When an ALJ relies on testimony from a VE to make a disability determination, the ALJ must incorporate all of the claimant's limitations supported by medical evidence in the record. See Indoranto v. Barnhart, 374 F.3d 470, 474 (7th Cir. 2004); see also Young v. Barnhart, 362 F.3d 995, 1003 (7th Cir. 2004) ("a hypothetical question to the vocational expert must include all limitations supported by medical evidence in the record"); Kasarsky v. Barnhart, 335 F.3d 539, 543 (7th Cir. 2003) ("Furthermore, to the extent the ALJ relies on testimony from a vocational expert, the question posed to the expert must incorporate all relevant limitations from which the claimant suffers."). If the VE is unaware of all of the Plaintiff's limitations, he may refer to jobs the Plaintiff cannot perform, resulting in an incorrect disability determination. Kasarsky, 335 F.3d at 543.

Where there are limitations in concentration, persistence, and pace, these limitations must be incorporated into the hypothetical posed to the VE, although there is not "a per se requirement that this specific terminology (concentration, persistence, and pace') be used in the hypothetical in all cases." O'Connor-Spinner, 627 F.3d at 619. A hypothetical that does not include these terms may still be sufficient if it is "manifest that the ALJ's alternative phrasing specifically excluded those tasks that someone with the claimant's limitations would be unable to perform." Id.

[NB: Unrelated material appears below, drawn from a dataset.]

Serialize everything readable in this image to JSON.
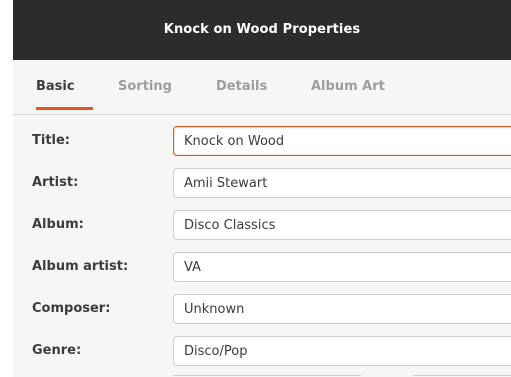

In this case, the ALJ found that Plaintiff had "mild difficulties in maintaining concentration, persistence or pace, " AR 24; however, it is not clear whether the ALJ included the limitation in his RFC, or if the VE's testimony would have been different if provided these limitations. The Commissioner's argument that Plaintiff's unskilled work addresses these limitations is unavailing. It is not clear to the Court how mild limitations in concentration, persistence, and pace translate into "unskilled work." The regulations define "unskilled work" as "work which needs little or no judgment to do simple duties that can be learned on the job in a short period of time." 20 C.F.R. § 404.1568(a). The ALJ did not provide any explanation for how the ability to sustain focused attention and concentration relates to the length of time it takes to learn a job, the defining characteristic of "unskilled work." See Stewart v. Astrue, 561 F.3d 679, 684-85 (7th Cir. 2009) (rejecting the contention "that the ALJ accounted for [the plaintiff]'s limitations of concentration, persistence, and pace by restricting the inquiry to simple, routine tasks that do not require constant interactions with co-workers or the general public"); Young, 362 F.3d at 1004 (concluding that a limitation of "simple, routine, repetitive, low stress work with limited contact with co-workers and limited contact with the public" was inadequate to take into account the claimant's limitations). The Court suggests that on remand the ALJ fully explain how he accounted for Plaintiff's mild limitations in concentration, persistence, and pace.


For the foregoing reasons, the Court hereby GRANTS Plaintiff's Brief in Support of His Motion To Reverse the Decision of the Commissioner of Social Security [DE 17] and REMANDS this matter for further proceedings consistent with this opinion.